Thursday, November 18, 2004

Dictator or Democracy?

Saw this on Oxblog. Apparently some professors at Dartmouth have proposed that the "Quagmire" that is Iraq can only be solved by installing a friendly dictator, or a "secular strongman" as they put it. Their premise is that wars against counterinsurgency in the 20th century were all failures (except for the British victory in Malaya).
There's a problem with that, as David Adesnik reveals. He notes that the professors are omitting one war where there was a clear US victory: the Filipino insurgency of the 1950s. He notes:<>

"But the much more interesting thing to note is how the United States and its Filipino allies won. They did it by promoting democracy. In the late 1940s, the extreme corruption of the elected Filipino President, Elpidio Quirino, antagonized rural peasants while undermining the armed forces' ability to perform in battle.
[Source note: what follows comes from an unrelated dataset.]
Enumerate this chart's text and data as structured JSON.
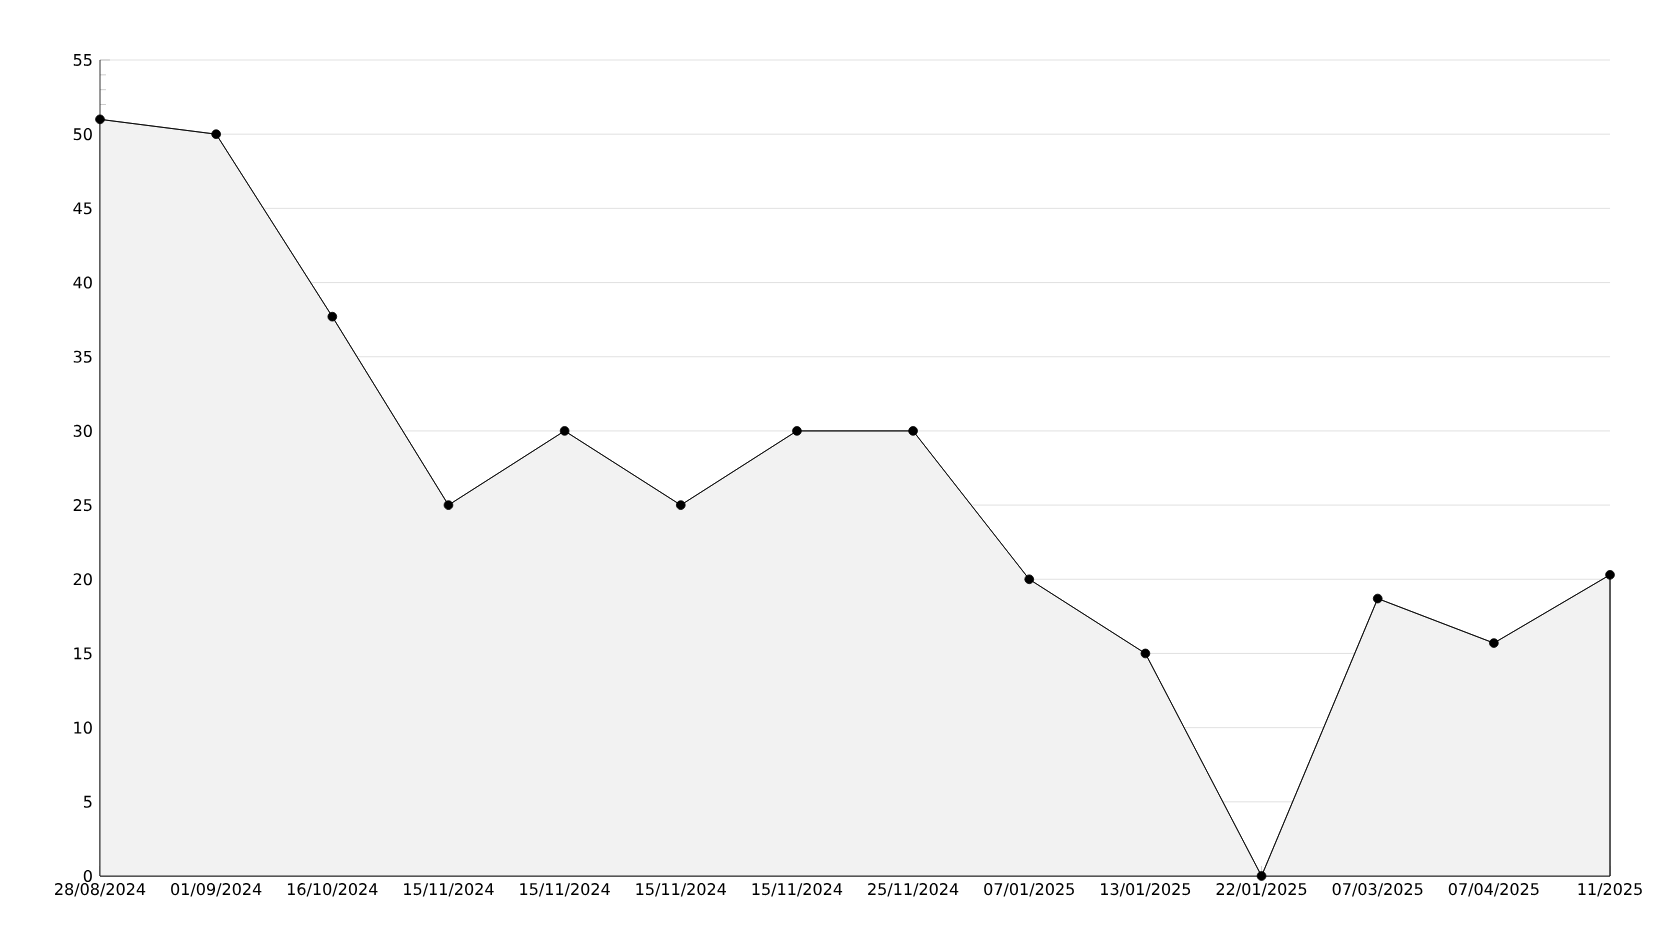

Rather than accepting Quirino as the only alternative to Communism, the United States demanded that Quirino appoint Ramon Magsaysay, a popular reformist, as Minister of Defense. Magsaysay immediately begun to purge the corrupt Filipino officer corps, restrict the use of violence against peasants and implement reforms to increase the government's popularity in the countryside. In addition, Magsaysay prevented Quirino from rigging the 1951 elections for the Filipino House and Senate.

By 1953, the Communists were on their last legs. In order to cement his victory, Magsaysay stepped down as Minister of Defense and ran against Quirino for President. He won by a landslide. Determined to ensure a victory by Magsaysay, the CIA provided extensive financial support to local election monitors in order to prevent fraud. The United States knew that its candidate was the people's candidate.

In the same year that Magsaysay became President, the CIA overthrew a democratic government in Iran. The next year, it overthrow a democratic (but pro-Communist) government in Guatemala. Compare the history of the Philippines, Iran and Guatemala since 1954, and it's not hard to see which strategy served America best.

So, you might say, what good is this one example when our friends from Dartmouth have seven historical examples to support their side of the debate? Well, ask yourselves this: In how many of those seven cases did the great powers involved seek to promote democracy as a means of defeating the insurgents. Answer: zero."